We have this quite common for our results: after
classify.otu(list= xx.trim.contigs.good.unique.good.filter.unique.precluster.pick.pick.an.unique_list.list, count=xx.trim.contigs.good.unique.good.filter.unique.precluster.denovo.uchime.pick.pick.count_table, taxonomy=xx.trim.contigs.good.unique.good.filter.unique.precluster.pick.nr_v123.wang.pick.taxonomy, label=0.03)

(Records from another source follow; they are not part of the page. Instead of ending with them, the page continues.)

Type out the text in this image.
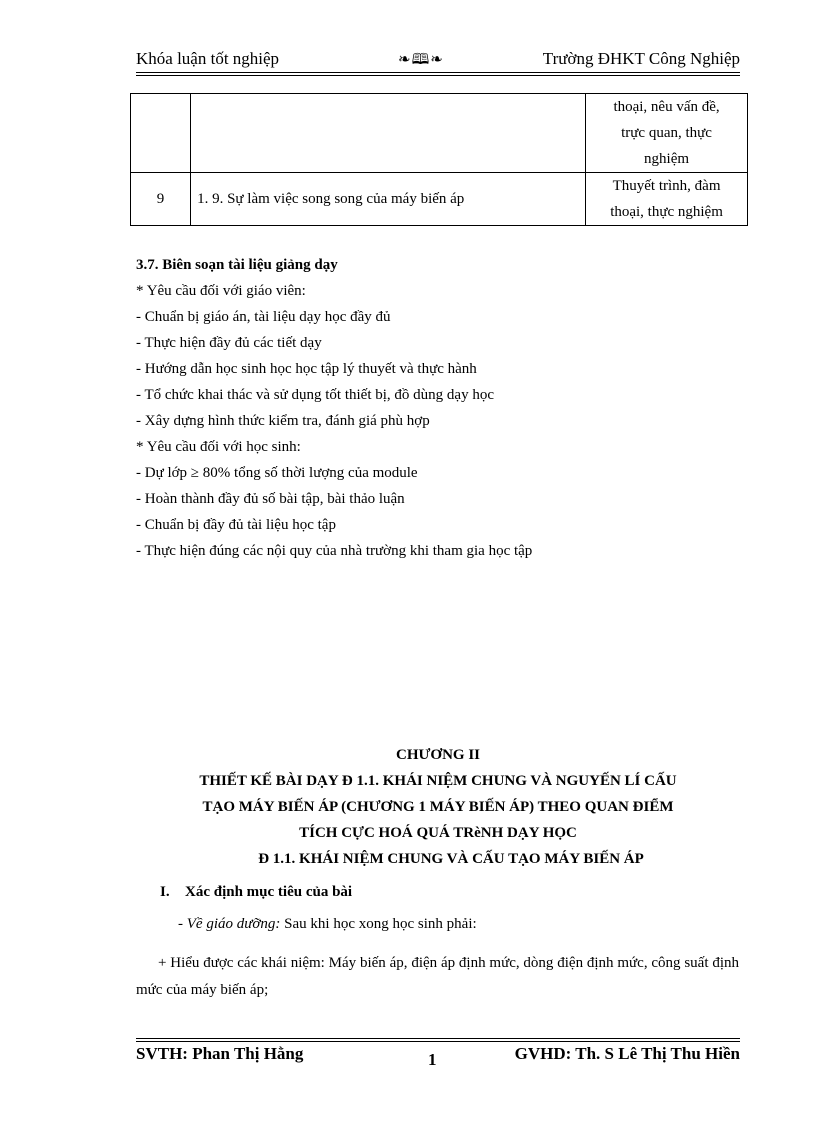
Khóa luận tốt nghiệp	❧🕮❧	Trường ĐHKT Công Nghiệp

		thoại, nêu vấn đề,
trực quan, thực
nghiệm

9	1. 9. Sự làm việc song song của máy biến áp	Thuyết trình, đàm
thoại, thực nghiệm
3.7. Biên soạn tài liệu giảng dạy
* Yêu cầu đối với giáo viên:
- Chuẩn bị giáo án, tài liệu dạy học đầy đủ
- Thực hiện đầy đủ các tiết dạy
- Hướng dẫn học sinh học học tập lý thuyết và thực hành
- Tổ chức khai thác và sử dụng tốt thiết bị, đồ dùng dạy học
- Xây dựng hình thức kiểm tra, đánh giá phù hợp
* Yêu cầu đối với học sinh:
- Dự lớp ≥ 80% tổng số thời lượng của module
- Hoàn thành đầy đủ số bài tập, bài thảo luận
- Chuẩn bị đầy đủ tài liệu học tập
- Thực hiện đúng các nội quy của nhà trường khi tham gia học tập
CHƯƠNG II
THIẾT KẾ BÀI DẠY Đ 1.1. KHÁI NIỆM CHUNG VÀ NGUYẾN LÍ CẤU
TẠO MÁY BIẾN ÁP (CHƯƠNG 1 MÁY BIẾN ÁP) THEO QUAN ĐIỂM
TÍCH CỰC HOÁ QUÁ TRèNH DẠY HỌC
Đ 1.1. KHÁI NIỆM CHUNG VÀ CẤU TẠO MÁY BIẾN ÁP
I. Xác định mục tiêu của bài
- Về giáo dưỡng: Sau khi học xong học sinh phải:
+ Hiểu được các khái niệm: Máy biến áp, điện áp định mức, dòng điện định mức, công suất định mức của máy biến áp;
SVTH: Phan Thị Hằng	1	GVHD: Th. S Lê Thị Thu Hiền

We could get in this case 79542 OTUs classified, But only 5249 OTUs have higher than 20 hits (I pick 5249 OTUs > 20 hits arbitrarily to make a point). We thought it was the data quality, but we have much better data now, it still happens. Why would that be and how would this tons of lower hits affect our results, and how(if possible) to avoid this? How can we trust the lower hits results, are we going to cut off OTUs with hits lower than certain number?

We follow mothur miseq SOP, no parameters alternation. we do
classify.seqs(fasta=xx.trim.contigs.good.unique.good.filter.unique.precluster.pick.fasta, count=xx.trim.contigs.good.unique.good.filter.unique.precluster.denovo.uchime.pick.count_table, reference=silva.nr_v123.align, taxonomy=silva.nr_v123.tax, cutoff=80)

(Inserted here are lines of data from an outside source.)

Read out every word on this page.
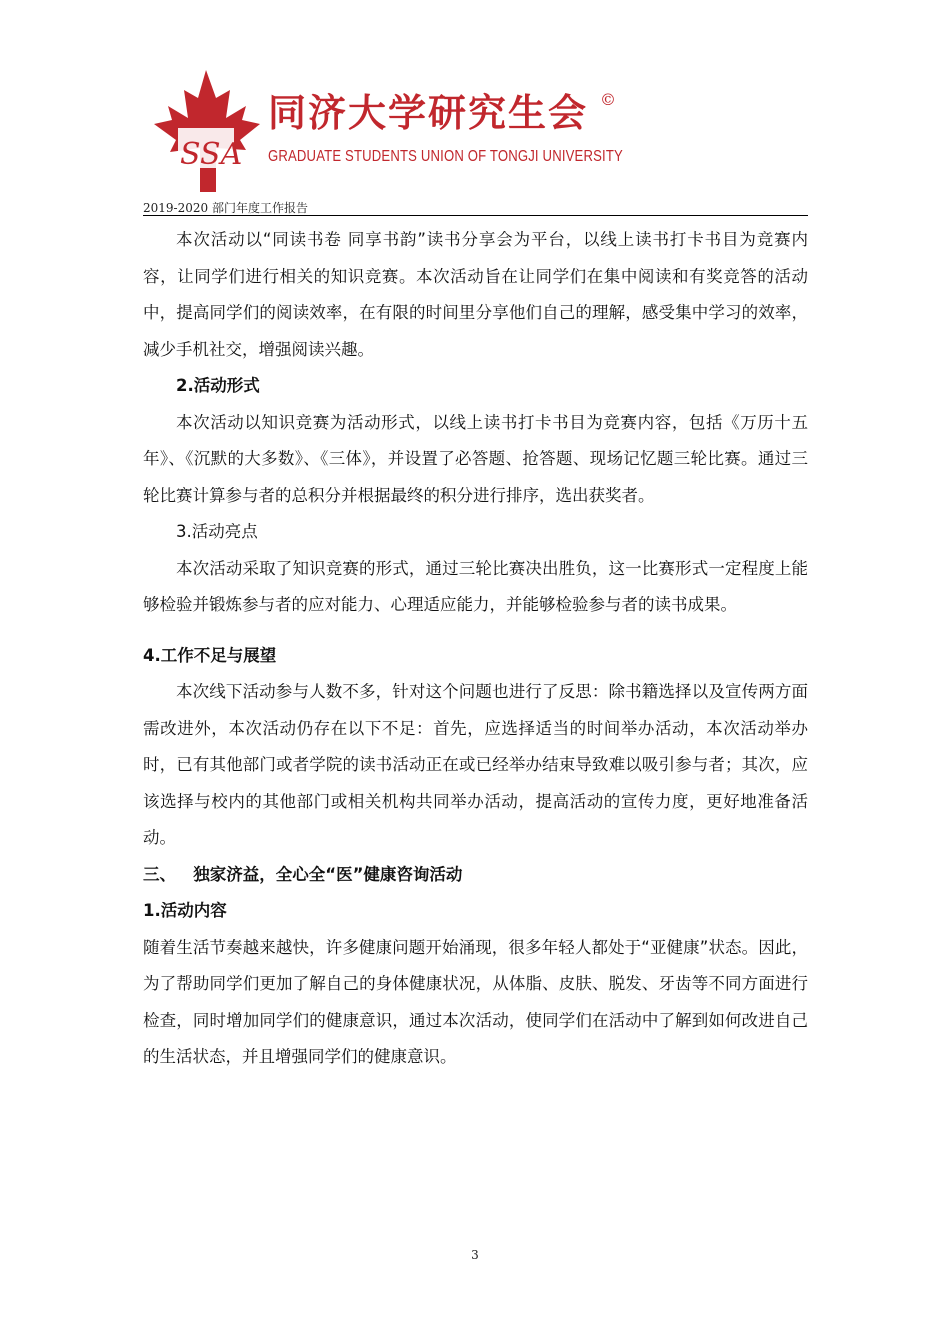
SSA
同济大学研究生会 ©
GRADUATE STUDENTS UNION OF TONGJI UNIVERSITY
2019-2020 部门年度工作报告

本次活动以“同读书卷 同享书韵”读书分享会为平台，以线上读书打卡书目为竞赛内容，让同学们进行相关的知识竞赛。本次活动旨在让同学们在集中阅读和有奖竞答的活动中，提高同学们的阅读效率，在有限的时间里分享他们自己的理解，感受集中学习的效率，减少手机社交，增强阅读兴趣。

2.活动形式

本次活动以知识竞赛为活动形式，以线上读书打卡书目为竞赛内容，包括《万历十五年》、《沉默的大多数》、《三体》，并设置了必答题、抢答题、现场记忆题三轮比赛。通过三轮比赛计算参与者的总积分并根据最终的积分进行排序，选出获奖者。

3.活动亮点

本次活动采取了知识竞赛的形式，通过三轮比赛决出胜负，这一比赛形式一定程度上能够检验并锻炼参与者的应对能力、心理适应能力，并能够检验参与者的读书成果。

4.工作不足与展望

本次线下活动参与人数不多，针对这个问题也进行了反思：除书籍选择以及宣传两方面需改进外，本次活动仍存在以下不足：首先，应选择适当的时间举办活动，本次活动举办时，已有其他部门或者学院的读书活动正在或已经举办结束导致难以吸引参与者；其次，应该选择与校内的其他部门或相关机构共同举办活动，提高活动的宣传力度，更好地准备活动。

三、   独家济益，全心全“医”健康咨询活动

1.活动内容

随着生活节奏越来越快，许多健康问题开始涌现，很多年轻人都处于“亚健康”状态。因此，为了帮助同学们更加了解自己的身体健康状况，从体脂、皮肤、脱发、牙齿等不同方面进行检查，同时增加同学们的健康意识，通过本次活动，使同学们在活动中了解到如何改进自己的生活状态，并且增强同学们的健康意识。

3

One of the way I could think of is to do sub.sampels and choose the smallest size of all sample to make a sub sample shared file. would that be the way?


Thanks much!

What do you mean by “hits” ?

Hi Dr. Pschloss,

Sorry for the confusion, by “hits” I meant the size of OTU. For instance, when I open a xx.trim.contigs.good.unique.good.filter.uniuqe.precluster.pick.pick.an.unique_list.0.03.cons.taxonomy file, I got otu1 size 44924, meaning otu1 was found in all the samples for 44924 times. Whereas otu5998, size 16, and from otu22934 to otu79515, they all had size 1.

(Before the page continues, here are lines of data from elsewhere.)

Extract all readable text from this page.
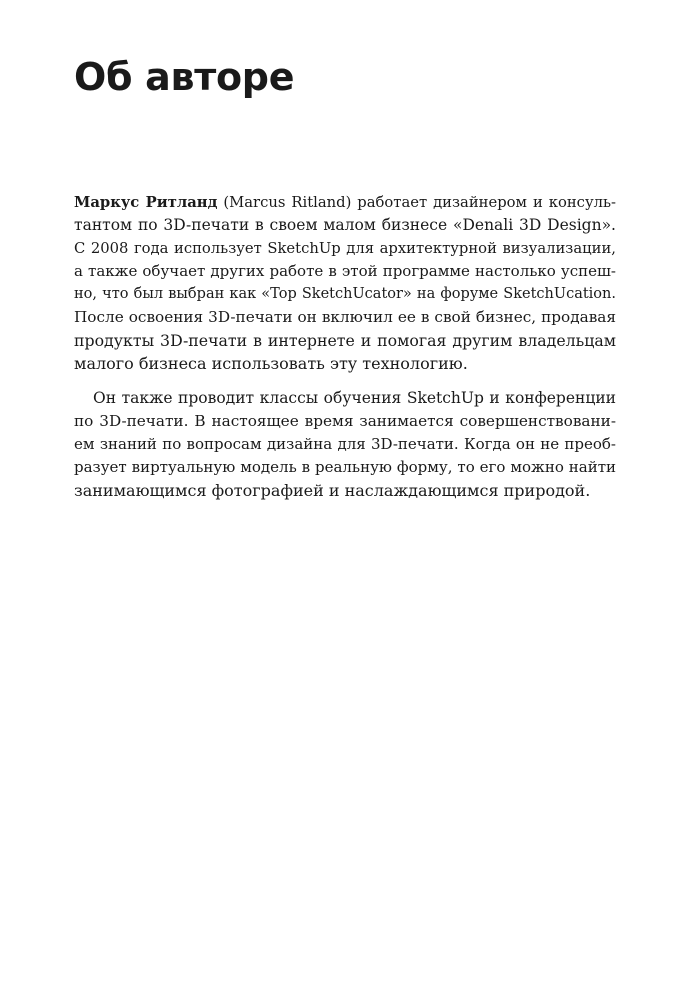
Об авторе

Маркус Ритланд (Marcus Ritland) работает дизайнером и консуль-
тантом по 3D-печати в своем малом бизнесе «Denali 3D Design».
С 2008 года использует SketchUp для архитектурной визуализации,
а также обучает других работе в этой программе настолько успеш-
но, что был выбран как «Top SketchUcator» на форуме SketchUcation.
После освоения 3D-печати он включил ее в свой бизнес, продавая
продукты 3D-печати в интернете и помогая другим владельцам
малого бизнеса использовать эту технологию.

Он также проводит классы обучения SketchUp и конференции
по 3D-печати. В настоящее время занимается совершенствовани-
ем знаний по вопросам дизайна для 3D-печати. Когда он не преоб-
разует виртуальную модель в реальную форму, то его можно найти
занимающимся фотографией и наслаждающимся природой.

So would the extensive number of otus which only observed once in the data flag as poor data quality or alignment, or is the way it should be?

Thanks much

Hi,

I see - I wouldn’t do anything to throw away data like you propose since it will disproportionately affect the larger samples and it will likely throw out good OTUs with bad.

Pat

Got it. So you wouldn’t recommend to sub.sample of the shared file, and make.biom(shared=xx.0.03.subsample.shared, conxtaxonomy=xx.0.03.cons.taxonomy) to analyze and present rarefied data? I guess I should stick with xx.trim.contigs.good.unique.good.filter.uniuqe.precluster.pick.pick.an.unique_list.0.03.shared and xx.trim.contigs.good.unique.good.filter.uniuqe.precluster.pick.pick.an.unique_list.0.03.cons.taxonomy files to make biom file for analyzing?

Also, how can we verify that large portion of size=1 OTUs is the way it should be or mistake from sequencing, alignment or classification?

Thanks much

I would definitely subsample and rarefy your data to make sure that every sample has been equally sampled. I would not remove singletons.